Mais ce sont des ruptures assez brutales et les entreprises innovantes sont très différentes des entreprises traditionnelles. Lorsque je rencontre les CEO d’entreprises du CAC 40 qui me demande « comment faut-il engager une transition digitale ? », je les interpelle en leur demandant s’ils sont prêts à mettre leurs bureaux au milieu d’un open space entourés de leurs collaborateurs ? C’est une allégorie évidemment, mais elle illustre bien le choc systémique que représente le management de demain.
La différence de culture est donc tangible, quelle que soit la taille de l’entreprise. Je crois que les grands groupes vont avoir des difficultés à adopter ces modèles tant leur culture managériale, issue du XXème siècle, est forte. Pour les ETI et grosses PME, ce sera sans doute plus facile. Pour autant, la question qui me reste à la fin de l’écriture de ce livre est un doute : les entreprises traditionnelles vont-elles arriver à conduire leur transition ?
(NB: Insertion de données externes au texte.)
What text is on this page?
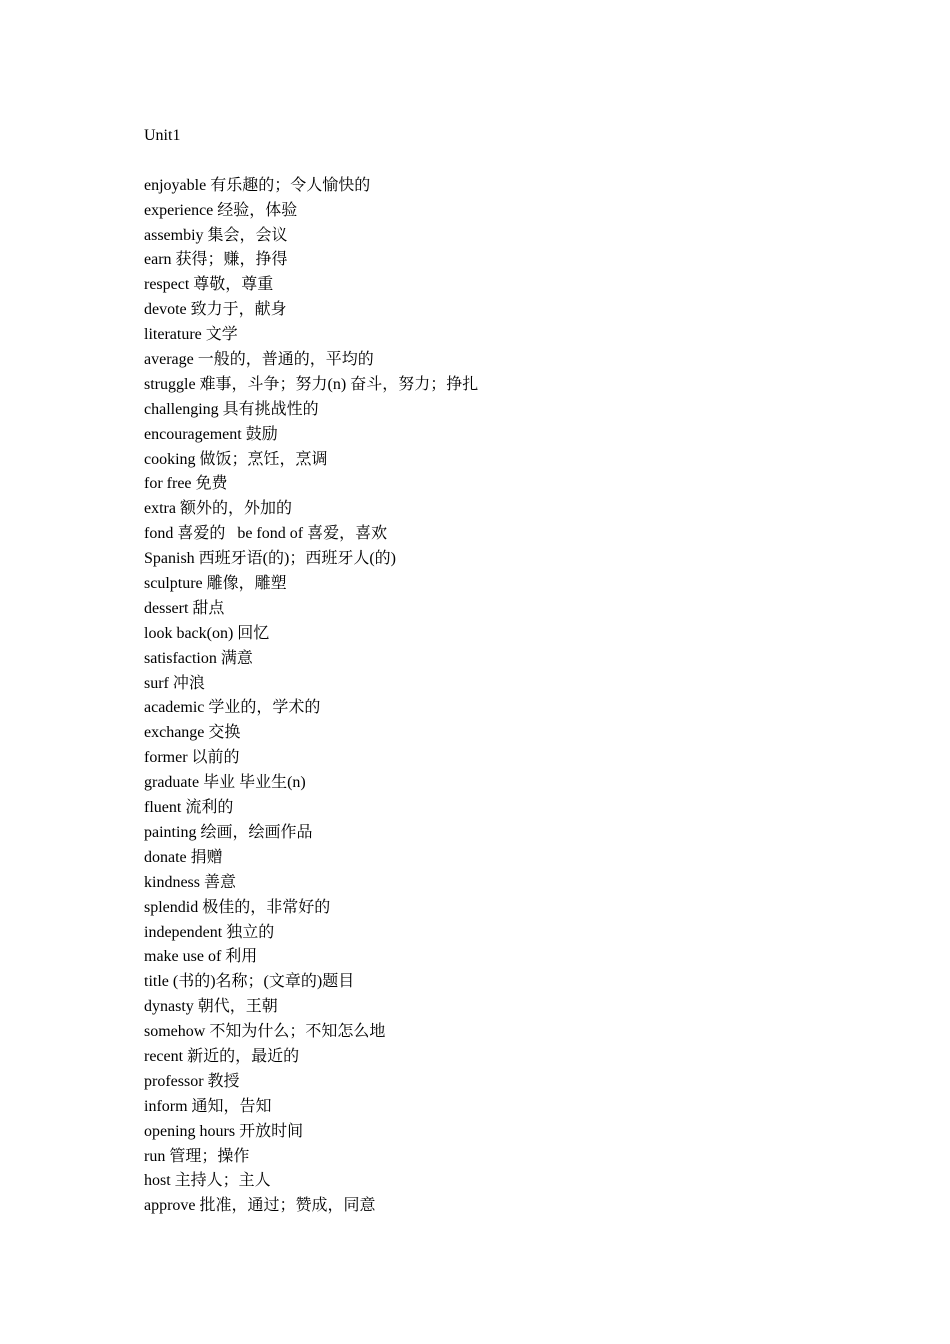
Unit1
enjoyable 有乐趣的；令人愉快的
experience 经验，体验
assembiy 集会，会议
earn 获得；赚，挣得
respect 尊敬，尊重
devote 致力于，献身
literature 文学
average 一般的，普通的，平均的
struggle 难事，斗争；努力(n) 奋斗，努力；挣扎
challenging 具有挑战性的
encouragement 鼓励
cooking 做饭；烹饪，烹调
for free 免费
extra 额外的，外加的
fond 喜爱的   be fond of 喜爱，喜欢
Spanish 西班牙语(的)；西班牙人(的)
sculpture 雕像，雕塑
dessert 甜点
look back(on) 回忆
satisfaction 满意
surf 冲浪
academic 学业的，学术的
exchange 交换
former 以前的
graduate 毕业 毕业生(n)
fluent 流利的
painting 绘画，绘画作品
donate 捐赠
kindness 善意
splendid 极佳的，非常好的
independent 独立的
make use of 利用
title (书的)名称；(文章的)题目
dynasty 朝代，王朝
somehow 不知为什么；不知怎么地
recent 新近的，最近的
professor 教授
inform 通知，告知
opening hours 开放时间
run 管理；操作
host 主持人；主人
approve 批准，通过；赞成，同意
Selon les secteurs, je crois que les entreprises ne pourront plus faire l’économie d’engager leur transition numérique. Cela sera très lié à la personnalité des dirigeants des entreprises. Le doigté managérial sera déterminant. La capacité à promouvoir les talents en interne, à installer des mécanismes de formation intelligents, à aller chercher sur les marchés mondiaux les compétences pertinentes sera déterminant.
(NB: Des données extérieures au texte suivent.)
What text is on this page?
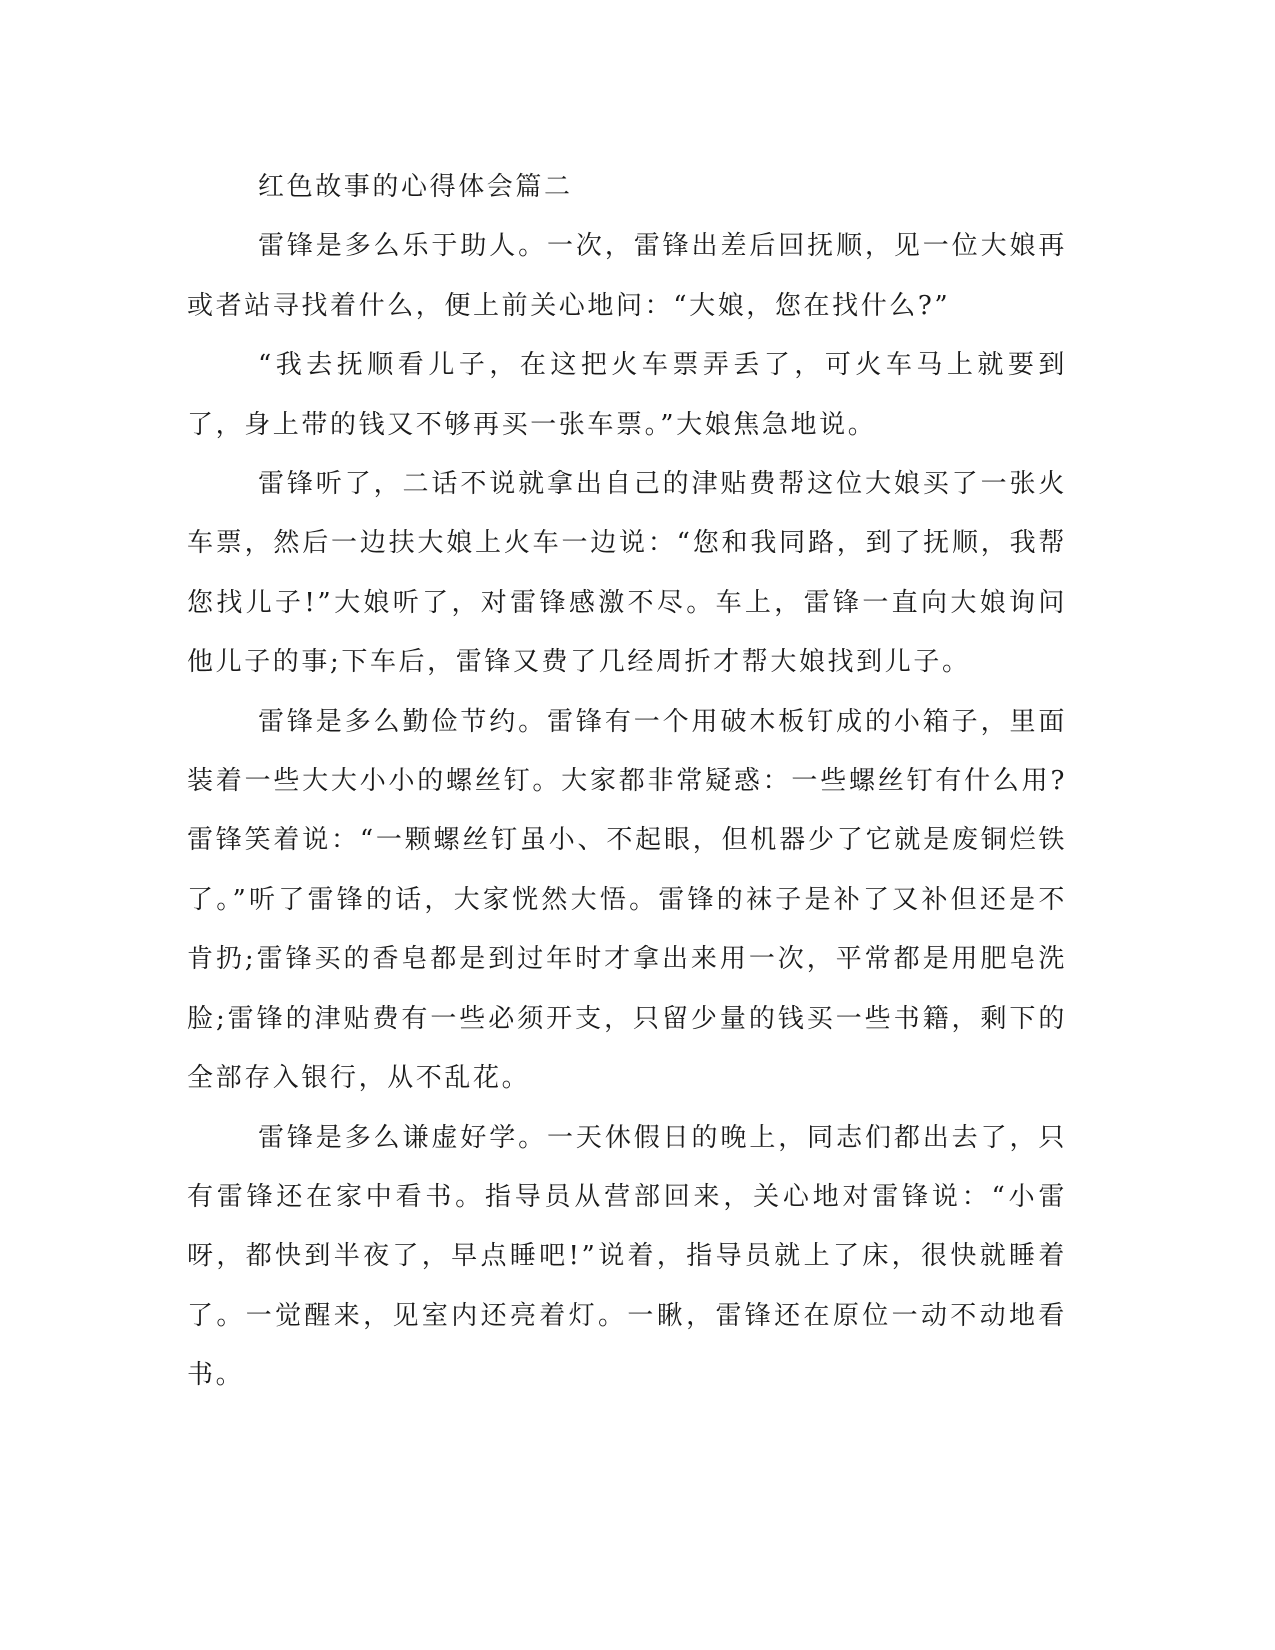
红色故事的心得体会篇二

雷锋是多么乐于助人。一次，雷锋出差后回抚顺，见一位大娘再或者站寻找着什么，便上前关心地问：“大娘，您在找什么?”

“我去抚顺看儿子，在这把火车票弄丢了，可火车马上就要到了，身上带的钱又不够再买一张车票。”大娘焦急地说。

雷锋听了，二话不说就拿出自己的津贴费帮这位大娘买了一张火车票，然后一边扶大娘上火车一边说：“您和我同路，到了抚顺，我帮您找儿子!”大娘听了，对雷锋感激不尽。车上，雷锋一直向大娘询问他儿子的事;下车后，雷锋又费了几经周折才帮大娘找到儿子。

雷锋是多么勤俭节约。雷锋有一个用破木板钉成的小箱子，里面装着一些大大小小的螺丝钉。大家都非常疑惑：一些螺丝钉有什么用?雷锋笑着说：“一颗螺丝钉虽小、不起眼，但机器少了它就是废铜烂铁了。”听了雷锋的话，大家恍然大悟。雷锋的袜子是补了又补但还是不肯扔;雷锋买的香皂都是到过年时才拿出来用一次，平常都是用肥皂洗脸;雷锋的津贴费有一些必须开支，只留少量的钱买一些书籍，剩下的全部存入银行，从不乱花。

雷锋是多么谦虚好学。一天休假日的晚上，同志们都出去了，只有雷锋还在家中看书。指导员从营部回来，关心地对雷锋说：“小雷呀，都快到半夜了，早点睡吧!”说着，指导员就上了床，很快就睡着了。一觉醒来，见室内还亮着灯。一瞅，雷锋还在原位一动不动地看书。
Le passage de l’entreprise tayloriste à l’entreprise plateforme requiert à la fois technologie et changement de culture. Quels sont, pour un dirigeant, les éléments à prendre en compte pour initier une démarche de transition ?
La première chose, c’est d’avoir une volonté irrévocable. Beaucoup de dirigeants sont très enthousiasmés, puis recrutent un CDO et… le laissent s’en occuper seul. Cela ne fonctionne pas ainsi. Il faut un courage managérial énorme pour dire : « il n’y a plus de direction du marketing, mais du marketing au sein des produits. Il n’y a plus que des modes projets organisés autour du client, ou encore il faut modifier les hiérarchies en promouvant des personnes qui ne sont pas au sommet ». Ce sont des grosses ruptures.
Mais je crois que la première chose est la capacité à se mettre en posture de risque et d’acceptation de l’échec. Les entreprises qui arrivent à faire cela sont rares. Volonté et culture du risque et de l’innovation sont plus des variables d’état d’esprit et de stratégie que d’implémentation technique.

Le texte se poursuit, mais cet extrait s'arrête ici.